Year 11 students at Abbey Grange Academy have been discovering and debating the interaction of science and faith during a conference called God and the Big Bang.
The all-day event included hands-on sessions with academics from universities all over the UK, focussing on a range of topics from chaos theory to dietetics and nutrition, allowing 90 students to explore the compatibility of science and faith.
The students said, "It made me think about how science and faith fit together in many ways" and "It was interesting to hear how different scientists believe in the Christian faith and how they connect it with science".
With the help of fast-moving, multi-media presentations, students looked at topics such as, ‘Big Bang, Big God: exploring the mysteries of the Universe’; ‘Earthquakes and Engineering: why do we care?’; and ‘Has science removed the need for God?’. Guest speakers included the Revd Dr Alison Morgan a writer for ‘ReSource’; Oxford and Edinburgh trained astrophysicist Dr Rachel Gilmour; earthquake geologist Tom Ingleby, a PhD student at Leeds; Naomi Brehm, a physics students from Durham; and Stephanie Bryant, Cambridge Natural Sciences graduate.
Students particularly enjoyed the chance to ask their own questions of the scientists. One said: ‘It gave us a chance to ask big questions that I’ve never had answered before’, another said, ‘The questions made me think about my own answers and made me contemplate everything I’ve learnt at church’.
School Chaplain Kay Brown said, ‘The day stimulated discussion and allowed for personal reflection. The Q+A session showed the depth of thinking by our students and proved a fantastic opportunity for them to hear from people who have spent serious amounts of time thinking about science and faith. Several myths were well and truly busted! I’d really recommend this for other high schools to build bridges across the curriculum’.
God and the Big Bang is an initiative of the Church of England (in collaboration with the Faraday Institute for Science and Religion, Christians in Science, and Reading University’s Institute of Education) to enable school students to critically explore contemporary thinking about science and faith. www.gatbb.co.uk
Contact: Kay Brown, email@example.com.
Findings of the LASAR (Learning About Science And Religion) project indicate that opportunities for young people with interests in science or religious studies to explore and learn about matters of science and faith are rare because students recognise that their science teachers often feel uncomfortable about addressing questions that relate to religion, and RE teachers often feel they are not sufficiently knowledgeable to respond to questions about science.

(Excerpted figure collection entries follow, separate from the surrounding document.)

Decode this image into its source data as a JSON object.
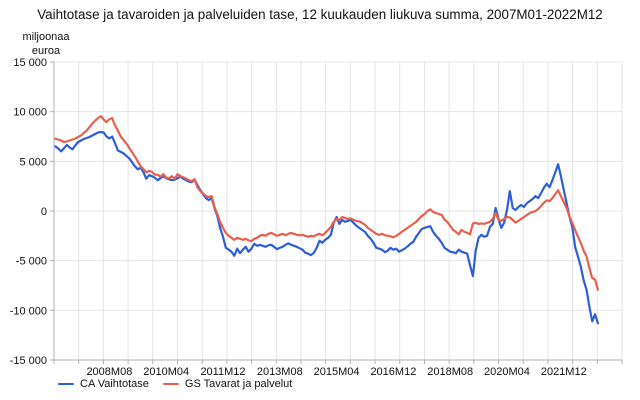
{
  "chart_data": {
    "type": "line",
    "title": "Vaihtotase ja tavaroiden ja palveluiden tase, 12 kuukauden liukuva summa, 2007M01-2022M12",
    "unit_label_lines": [
      "miljoonaa",
      "euroa"
    ],
    "x_domain": {
      "start": "2007M01",
      "end": "2022M12",
      "frequency": "monthly",
      "n_points": 192
    },
    "y_axis": {
      "min": -15000,
      "max": 15000,
      "tick_step": 5000,
      "tick_labels": [
        "15 000",
        "10 000",
        "5 000",
        "0",
        "-5 000",
        "-10 000",
        "-15 000"
      ]
    },
    "x_ticks": [
      {
        "label": "2008M08",
        "month_index": 19
      },
      {
        "label": "2010M04",
        "month_index": 39
      },
      {
        "label": "2011M12",
        "month_index": 59
      },
      {
        "label": "2013M08",
        "month_index": 79
      },
      {
        "label": "2015M04",
        "month_index": 99
      },
      {
        "label": "2016M12",
        "month_index": 119
      },
      {
        "label": "2018M08",
        "month_index": 139
      },
      {
        "label": "2020M04",
        "month_index": 159
      },
      {
        "label": "2021M12",
        "month_index": 179
      }
    ],
    "grid": {
      "color": "#e4e4e4",
      "axis_color": "#b0b0b0",
      "vertical_divisions": 23
    },
    "legend_position": "bottom-left",
    "series": [
      {
        "name": "CA Vaihtotase",
        "color": "#2e5ed6",
        "values": [
          6500,
          6280,
          6000,
          6300,
          6650,
          6400,
          6200,
          6600,
          6950,
          7100,
          7250,
          7350,
          7450,
          7600,
          7750,
          7900,
          7950,
          7900,
          7500,
          7300,
          7500,
          6800,
          6100,
          5950,
          5800,
          5550,
          5300,
          4900,
          4500,
          4200,
          4350,
          3900,
          3250,
          3600,
          3500,
          3350,
          3100,
          3300,
          3500,
          3300,
          3200,
          3100,
          3150,
          3300,
          3450,
          3250,
          3100,
          2950,
          2900,
          3150,
          2600,
          2100,
          1700,
          1300,
          1100,
          1300,
          300,
          -500,
          -1700,
          -2600,
          -3700,
          -3900,
          -4100,
          -4500,
          -3800,
          -4250,
          -3900,
          -3600,
          -4100,
          -3800,
          -3300,
          -3500,
          -3400,
          -3500,
          -3600,
          -3450,
          -3400,
          -3600,
          -3850,
          -3700,
          -3600,
          -3400,
          -3250,
          -3400,
          -3500,
          -3600,
          -3750,
          -3900,
          -4200,
          -4300,
          -4450,
          -4200,
          -3700,
          -3000,
          -3200,
          -2900,
          -2700,
          -2400,
          -1200,
          -600,
          -1300,
          -900,
          -1100,
          -1000,
          -900,
          -1200,
          -1500,
          -1700,
          -1900,
          -2100,
          -2500,
          -2800,
          -3200,
          -3700,
          -3800,
          -3900,
          -4150,
          -4000,
          -3700,
          -3900,
          -3800,
          -4100,
          -3950,
          -3800,
          -3550,
          -3300,
          -3100,
          -2600,
          -2200,
          -1800,
          -1700,
          -1600,
          -1540,
          -2100,
          -2500,
          -2800,
          -3200,
          -3700,
          -3900,
          -4100,
          -4150,
          -4250,
          -3900,
          -4100,
          -4200,
          -4300,
          -5500,
          -6550,
          -4000,
          -2700,
          -2400,
          -2600,
          -2500,
          -1600,
          -1300,
          300,
          -800,
          -1700,
          -1200,
          100,
          2000,
          300,
          100,
          400,
          600,
          400,
          800,
          1000,
          1200,
          1500,
          1300,
          1800,
          2350,
          2750,
          2400,
          3100,
          3900,
          4700,
          3500,
          2100,
          800,
          -600,
          -1600,
          -3600,
          -4600,
          -5600,
          -7000,
          -7900,
          -9600,
          -11100,
          -10400,
          -11300
        ]
      },
      {
        "name": "GS Tavarat ja palvelut",
        "color": "#e8604c",
        "values": [
          7280,
          7200,
          7100,
          6950,
          7000,
          7100,
          7200,
          7300,
          7450,
          7600,
          7850,
          8100,
          8450,
          8800,
          9100,
          9350,
          9550,
          9200,
          8950,
          9250,
          9350,
          8600,
          8100,
          7500,
          7150,
          6800,
          6350,
          5900,
          5500,
          5000,
          4500,
          4200,
          3900,
          4050,
          3940,
          3650,
          3650,
          3450,
          3700,
          3350,
          3300,
          3500,
          3250,
          3700,
          3500,
          3400,
          3250,
          3100,
          3000,
          3200,
          2400,
          2000,
          1750,
          1500,
          1400,
          1500,
          400,
          -300,
          -1100,
          -1700,
          -2200,
          -2500,
          -2700,
          -2900,
          -2700,
          -2800,
          -2900,
          -2800,
          -2950,
          -3050,
          -2800,
          -2700,
          -2500,
          -2400,
          -2500,
          -2300,
          -2200,
          -2350,
          -2500,
          -2400,
          -2300,
          -2450,
          -2300,
          -2200,
          -2300,
          -2400,
          -2450,
          -2400,
          -2500,
          -2600,
          -2500,
          -2550,
          -2400,
          -2300,
          -2450,
          -2200,
          -1900,
          -1600,
          -1100,
          -800,
          -900,
          -600,
          -700,
          -800,
          -750,
          -900,
          -1000,
          -1050,
          -1200,
          -1400,
          -1700,
          -1900,
          -2100,
          -2300,
          -2400,
          -2300,
          -2450,
          -2500,
          -2550,
          -2650,
          -2500,
          -2300,
          -2100,
          -1900,
          -1700,
          -1500,
          -1300,
          -1100,
          -800,
          -500,
          -300,
          0,
          170,
          -100,
          -200,
          -300,
          -400,
          -870,
          -1100,
          -1500,
          -1900,
          -2100,
          -2350,
          -1900,
          -2100,
          -2200,
          -2350,
          -1250,
          -1200,
          -1300,
          -1250,
          -1300,
          -1200,
          -1100,
          -800,
          -200,
          -900,
          -1000,
          -800,
          -600,
          -650,
          -900,
          -1170,
          -1000,
          -800,
          -600,
          -400,
          -200,
          -100,
          0,
          200,
          500,
          840,
          1070,
          1000,
          1300,
          1700,
          2080,
          1500,
          900,
          300,
          -540,
          -1200,
          -1900,
          -2600,
          -3220,
          -4000,
          -4560,
          -5700,
          -6740,
          -6900,
          -7920
        ]
      }
    ]
  }
}
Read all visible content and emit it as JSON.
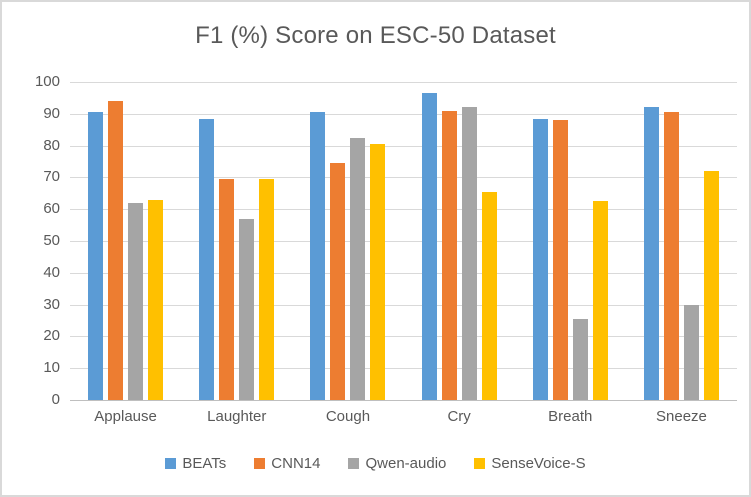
{
  "figure": {
    "background": "#FFFFFF",
    "border_color": "#D9D9D9",
    "text_color": "#595959"
  },
  "chart_data": {
    "type": "bar",
    "title": "F1 (%) Score on ESC-50 Dataset",
    "categories": [
      "Applause",
      "Laughter",
      "Cough",
      "Cry",
      "Breath",
      "Sneeze"
    ],
    "series": [
      {
        "name": "BEATs",
        "color": "#5B9BD5",
        "values": [
          90.5,
          88.5,
          90.5,
          96.5,
          88.5,
          92.0
        ]
      },
      {
        "name": "CNN14",
        "color": "#ED7D31",
        "values": [
          94.0,
          69.5,
          74.5,
          91.0,
          88.0,
          90.5
        ]
      },
      {
        "name": "Qwen-audio",
        "color": "#A5A5A5",
        "values": [
          62.0,
          57.0,
          82.5,
          92.0,
          25.5,
          30.0
        ]
      },
      {
        "name": "SenseVoice-S",
        "color": "#FFC000",
        "values": [
          63.0,
          69.5,
          80.5,
          65.5,
          62.5,
          72.0
        ]
      }
    ],
    "xlabel": "",
    "ylabel": "",
    "ylim": [
      0,
      100
    ],
    "yticks": [
      0,
      10,
      20,
      30,
      40,
      50,
      60,
      70,
      80,
      90,
      100
    ],
    "grid": true,
    "legend_position": "bottom",
    "gridline_color": "#D9D9D9",
    "axis_line_color": "#BFBFBF"
  }
}
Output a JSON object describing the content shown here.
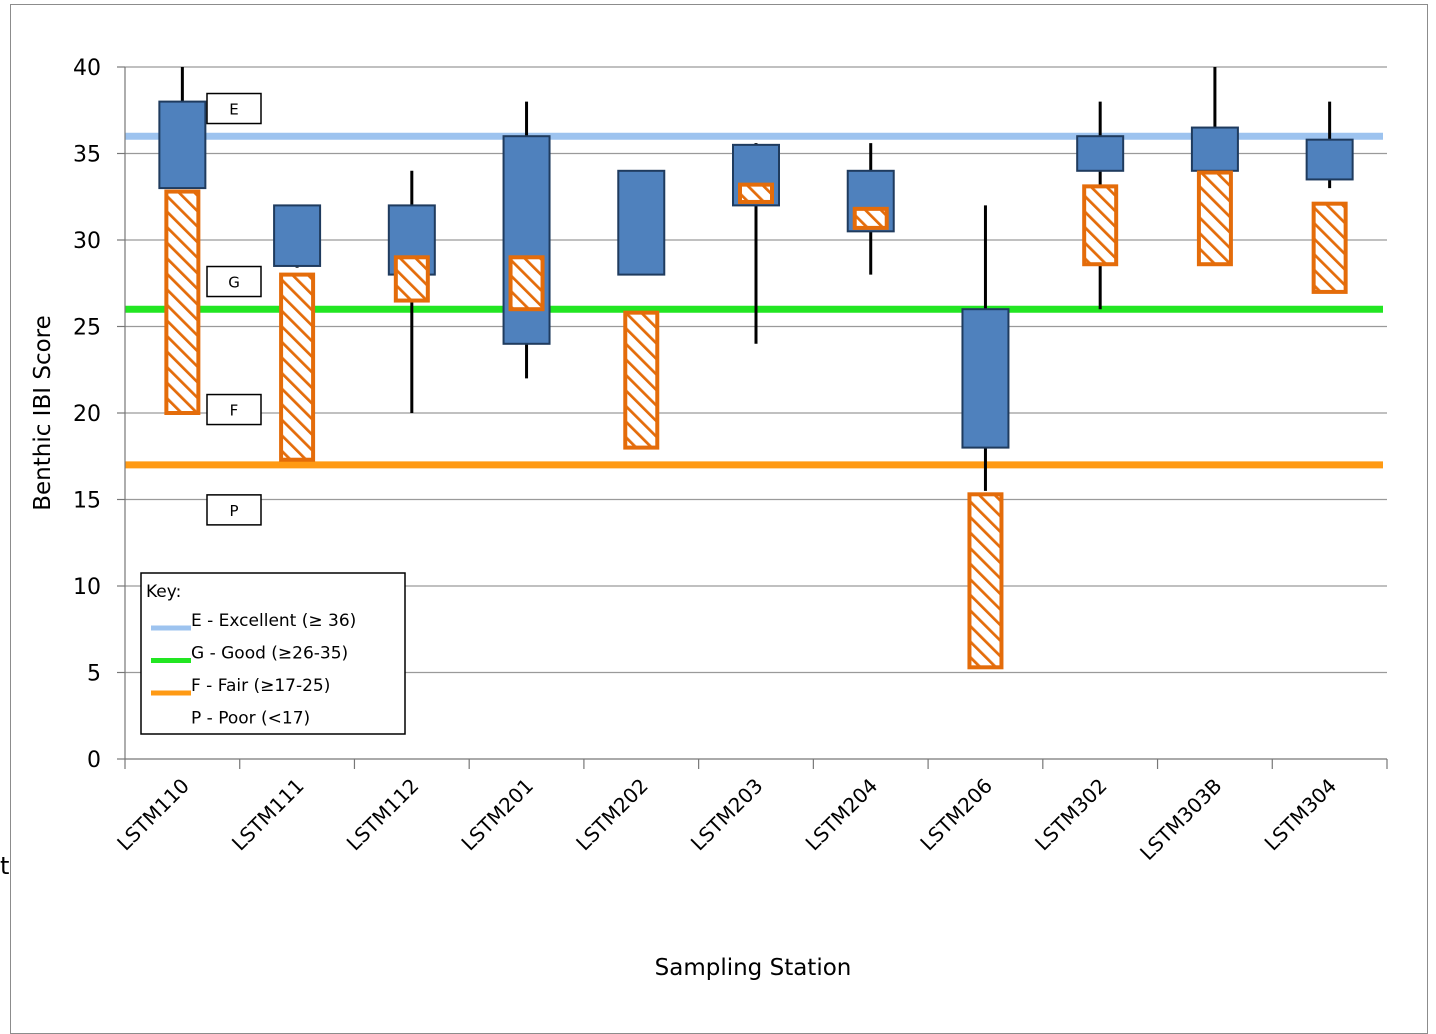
{
  "chart_data": {
    "type": "box",
    "title": "",
    "xlabel": "Sampling Station",
    "ylabel": "Benthic IBI Score",
    "ylim": [
      0,
      40
    ],
    "yticks": [
      0,
      5,
      10,
      15,
      20,
      25,
      30,
      35,
      40
    ],
    "grid": true,
    "categories": [
      "LSTM110",
      "LSTM111",
      "LSTM112",
      "LSTM201",
      "LSTM202",
      "LSTM203",
      "LSTM204",
      "LSTM206",
      "LSTM302",
      "LSTM303B",
      "LSTM304"
    ],
    "blue_boxes": [
      {
        "min": 40,
        "max": 40,
        "low": 33,
        "high": 38
      },
      {
        "min": 28.4,
        "max": 28.4,
        "low": 28.5,
        "high": 32
      },
      {
        "min": 20,
        "max": 34,
        "low": 28,
        "high": 32
      },
      {
        "min": 22,
        "max": 38,
        "low": 24,
        "high": 36
      },
      {
        "min": 28,
        "max": 28,
        "low": 28,
        "high": 34
      },
      {
        "min": 24,
        "max": 35.6,
        "low": 32,
        "high": 35.5
      },
      {
        "min": 28,
        "max": 35.6,
        "low": 30.5,
        "high": 34
      },
      {
        "min": 15.5,
        "max": 32,
        "low": 18,
        "high": 26
      },
      {
        "min": 26,
        "max": 38,
        "low": 34,
        "high": 36
      },
      {
        "min": 34,
        "max": 40,
        "low": 34,
        "high": 36.5
      },
      {
        "min": 33,
        "max": 38,
        "low": 33.5,
        "high": 35.8
      }
    ],
    "hatched_boxes": [
      {
        "low": 20,
        "high": 32.8
      },
      {
        "low": 17.3,
        "high": 28
      },
      {
        "low": 26.5,
        "high": 29
      },
      {
        "low": 26,
        "high": 29
      },
      {
        "low": 18,
        "high": 25.8
      },
      {
        "low": 32.2,
        "high": 33.2
      },
      {
        "low": 30.7,
        "high": 31.8
      },
      {
        "low": 5.3,
        "high": 15.3
      },
      {
        "low": 28.6,
        "high": 33.1
      },
      {
        "low": 28.6,
        "high": 33.9
      },
      {
        "low": 27,
        "high": 32.1
      }
    ],
    "thresholds": [
      {
        "label": "E",
        "value": 36,
        "color": "#9dc3ef"
      },
      {
        "label": "G",
        "value": 26,
        "color": "#22e622"
      },
      {
        "label": "F",
        "value": 17,
        "color": "#ff9a14"
      }
    ],
    "band_labels": [
      {
        "text": "E",
        "y": 37.6
      },
      {
        "text": "G",
        "y": 27.6
      },
      {
        "text": "F",
        "y": 20.2
      },
      {
        "text": "P",
        "y": 14.4
      }
    ],
    "colors": {
      "box_fill": "#4f81bd",
      "box_stroke": "#1f3b5e",
      "hatch": "#e46c0a",
      "grid": "#9a9a9a"
    },
    "legend": {
      "title": "Key:",
      "entries": [
        {
          "text": "E - Excellent (≥ 36)",
          "color": "#9dc3ef"
        },
        {
          "text": "G - Good (≥26-35)",
          "color": "#22e622"
        },
        {
          "text": "F - Fair (≥17-25)",
          "color": "#ff9a14"
        },
        {
          "text": "P - Poor (<17)",
          "color": ""
        }
      ]
    }
  },
  "stray_text": "t"
}
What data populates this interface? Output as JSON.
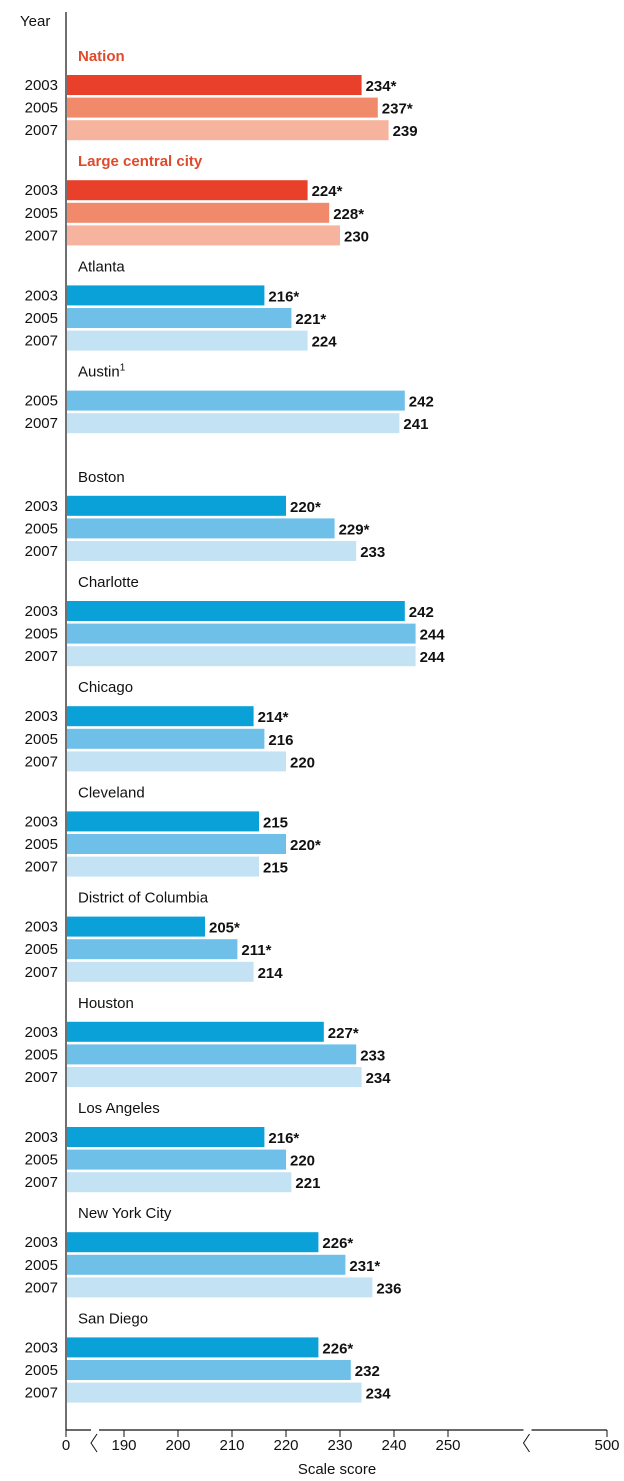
{
  "chart_data": {
    "type": "bar",
    "orientation": "horizontal",
    "y_label": "Year",
    "x_label": "Scale score",
    "xlim": [
      0,
      500
    ],
    "xticks": [
      0,
      190,
      200,
      210,
      220,
      230,
      240,
      250,
      500
    ],
    "axis_breaks": [
      [
        0,
        190
      ],
      [
        250,
        500
      ]
    ],
    "colors": {
      "2003": "#0aa0d8",
      "2005": "#6fc0e8",
      "2007": "#c3e3f5"
    },
    "highlight_colors": {
      "2003": "#e8402a",
      "2005": "#f08a6a",
      "2007": "#f6b49e"
    },
    "groups": [
      {
        "name": "Nation",
        "highlight": true,
        "years": [
          "2003",
          "2005",
          "2007"
        ],
        "values": [
          234,
          237,
          239
        ],
        "value_labels": [
          "234*",
          "237*",
          "239"
        ]
      },
      {
        "name": "Large central city",
        "highlight": true,
        "years": [
          "2003",
          "2005",
          "2007"
        ],
        "values": [
          224,
          228,
          230
        ],
        "value_labels": [
          "224*",
          "228*",
          "230"
        ]
      },
      {
        "name": "Atlanta",
        "years": [
          "2003",
          "2005",
          "2007"
        ],
        "values": [
          216,
          221,
          224
        ],
        "value_labels": [
          "216*",
          "221*",
          "224"
        ]
      },
      {
        "name": "Austin",
        "note": "1",
        "years": [
          "2005",
          "2007"
        ],
        "values": [
          242,
          241
        ],
        "value_labels": [
          "242",
          "241"
        ]
      },
      {
        "name": "Boston",
        "years": [
          "2003",
          "2005",
          "2007"
        ],
        "values": [
          220,
          229,
          233
        ],
        "value_labels": [
          "220*",
          "229*",
          "233"
        ]
      },
      {
        "name": "Charlotte",
        "years": [
          "2003",
          "2005",
          "2007"
        ],
        "values": [
          242,
          244,
          244
        ],
        "value_labels": [
          "242",
          "244",
          "244"
        ]
      },
      {
        "name": "Chicago",
        "years": [
          "2003",
          "2005",
          "2007"
        ],
        "values": [
          214,
          216,
          220
        ],
        "value_labels": [
          "214*",
          "216",
          "220"
        ]
      },
      {
        "name": "Cleveland",
        "years": [
          "2003",
          "2005",
          "2007"
        ],
        "values": [
          215,
          220,
          215
        ],
        "value_labels": [
          "215",
          "220*",
          "215"
        ]
      },
      {
        "name": "District of Columbia",
        "years": [
          "2003",
          "2005",
          "2007"
        ],
        "values": [
          205,
          211,
          214
        ],
        "value_labels": [
          "205*",
          "211*",
          "214"
        ]
      },
      {
        "name": "Houston",
        "years": [
          "2003",
          "2005",
          "2007"
        ],
        "values": [
          227,
          233,
          234
        ],
        "value_labels": [
          "227*",
          "233",
          "234"
        ]
      },
      {
        "name": "Los Angeles",
        "years": [
          "2003",
          "2005",
          "2007"
        ],
        "values": [
          216,
          220,
          221
        ],
        "value_labels": [
          "216*",
          "220",
          "221"
        ]
      },
      {
        "name": "New York City",
        "years": [
          "2003",
          "2005",
          "2007"
        ],
        "values": [
          226,
          231,
          236
        ],
        "value_labels": [
          "226*",
          "231*",
          "236"
        ]
      },
      {
        "name": "San Diego",
        "years": [
          "2003",
          "2005",
          "2007"
        ],
        "values": [
          226,
          232,
          234
        ],
        "value_labels": [
          "226*",
          "232",
          "234"
        ]
      }
    ]
  }
}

God and the Big Bang aims to address this issue by providing GCSE, AS and A level students, with an opportunity to discover, discuss and debate the compatibility of science and faith with globally renowned scientists and academics. The project seeks to equip young people with the tools they need in order to form their own opinions and engage in rational, well-reasoned and thought-provoking discussion about the interaction of science and religion.